China's foreign trade did surprisingly well in April due to more central policy support and exports to developed markets.
Exports went up 0.9 percent year on year to 188.54 billion U.S. dollars, imports were up 0.8 percent to 170.09 billion U.S. dollars and total foreign trade volume increased 0.8 percent to 358.63 billion U.S. dollars, the General Administration of Customs (GAC) said.
Trade balance surplus stood at 18.45 billion U.S. dollars in April, up 1.8 percent year on year.
Yuan-denominated customs data offered a different picture, showing exports dropping 1.4 percent to 1.16 trillion yuan and imports losing 1.3 percent to 1.04 trillion yuan.
GAC spokesman Zheng Yuesheng explained that the yuan-dollar conversion is based on an exchange rate determined by the forex regulator for statistical purposes, with monthly changes leading to different results in the two currencies.

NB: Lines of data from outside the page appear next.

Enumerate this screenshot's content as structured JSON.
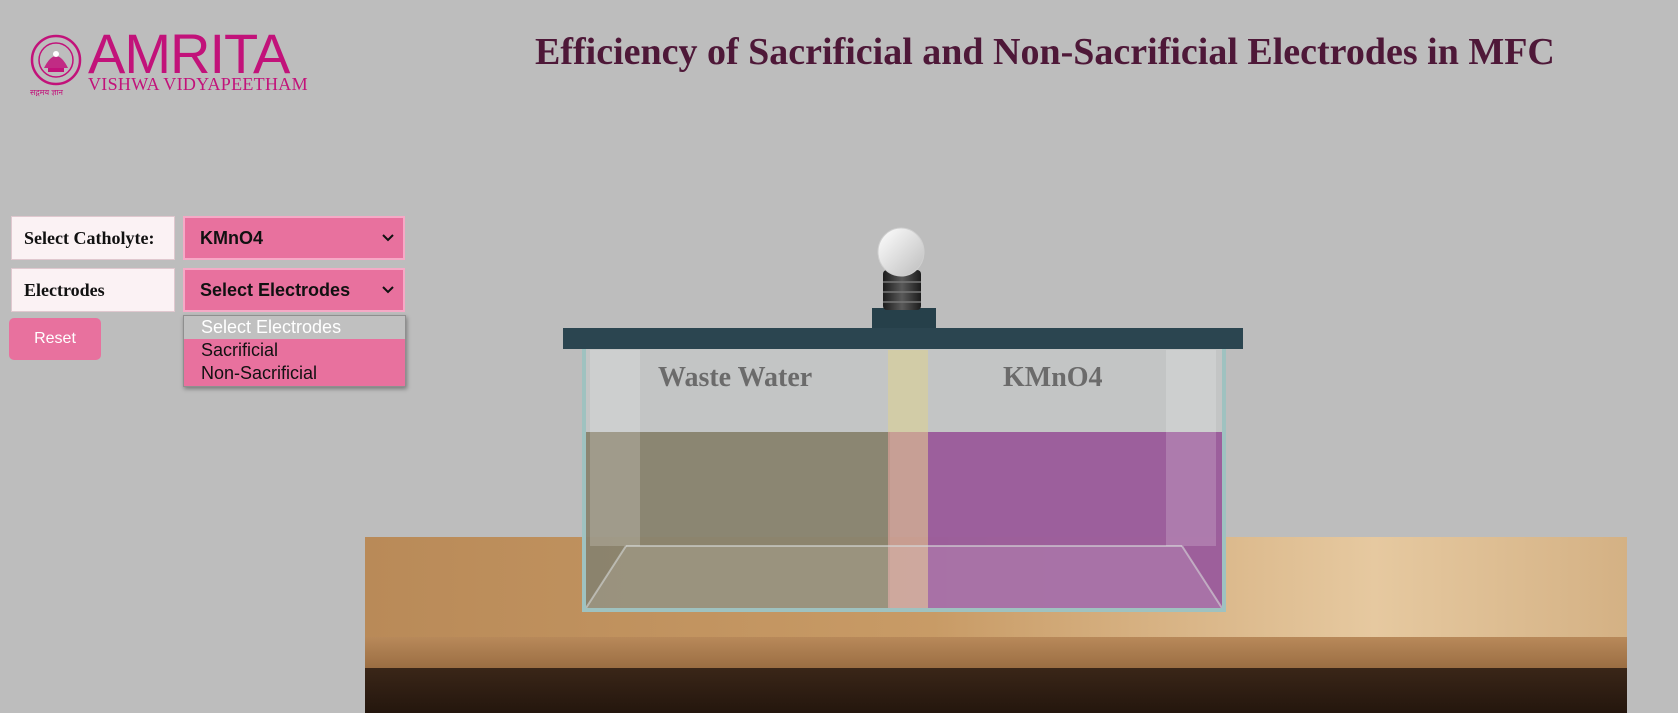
{
  "header": {
    "logo_name": "AMRITA",
    "logo_subtitle": "VISHWA VIDYAPEETHAM",
    "logo_tagline": "सद्गमय ज्ञान",
    "title": "Efficiency of Sacrificial and Non-Sacrificial Electrodes in MFC"
  },
  "controls": {
    "catholyte_label": "Select Catholyte:",
    "catholyte_value": "KMnO4",
    "electrodes_label": "Electrodes",
    "electrodes_value": "Select Electrodes",
    "reset_label": "Reset",
    "electrode_options": [
      "Select Electrodes",
      "Sacrificial",
      "Non-Sacrificial"
    ]
  },
  "tank": {
    "left_label": "Waste Water",
    "right_label": "KMnO4"
  },
  "colors": {
    "accent": "#e8719e",
    "title": "#4e1838",
    "logo": "#c2127a",
    "waste_water": "#857e68",
    "kmno4": "#9a5a9a"
  }
}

Over 80 percent of the customs declarations were U.S. dollar-denominated, converted to yuan.
Observers and analysts will, over time, get used to thinking about China's external trade data in yuan terms, according to Louis Kuijs, an economist with the Royal Bank of Scotland.
This year's January trade figures were the first use of the yuan, rather than talking purely in terms of U.S. dollars.
"In our view, this is in line with the internationalization of the yuan, and what we see in other large economies," noted Kuijs.
Export growth for the same period last year was inflated due to over-invoicing, which distorted trade numbers and, at the time, was a bet on yuan appreciation. Authorities have since clamped down on over-invoicing, and the yuan has depreciated by nearly 3.5 percent this year.
"Previous over-invoicing has made export growth in early 2014 look significantly worse than it really was", noted Kuijs. Bank of America Merrill Lynch (BAML) calculated actual export growth of around 10 percent in April, adjusted for distortion.
China's numbers follow strong trade data from the Republic of Korea and Taiwan, two neighboring export oriented economies, suggesting an acceleration of global demand. Taiwan on Wednesday reported a 6.2 percent year on year growth for April, more than three times growth in March. South Korea's exports rose 9 percent in April - the most in 15 months - from 5.1 percent in March.
Taken together, Asia's imports are improving, because "better than expected export growth is supported by better export demand in the developed market", according to BAML research.
Thursday's GAC data revealed that the first four months saw a year on year decline of 0.5 percent in foreign trade volume to 1.32 trillion U.S. dollars, according to the GAC data.
Long Guoqiang, economist with the Development Research Center of the State Council, said the April foreign trade figures rebounded through policy support and improving exports to major countries.
Trade with the EU, the U.S., Japan and ASEAN rose 8.5 percent, 2.4 percent, 1.6 percent and 1.2 percent respectively in the first four months.
Trade between with emerging markets has been hit by financial turbulence since the second half of 2013 and needs to become more efficient, adding more value as more developing countries strive for export oriented development.
Haibin Zhu, Chief Economist with J.P. Morgan China, agreed that shipments to developed markets, especially the U.S. and Europe, led the rise in April exports.
He forecast that a constructive global growth picture in coming quarters will support gradual improvement in China's exports.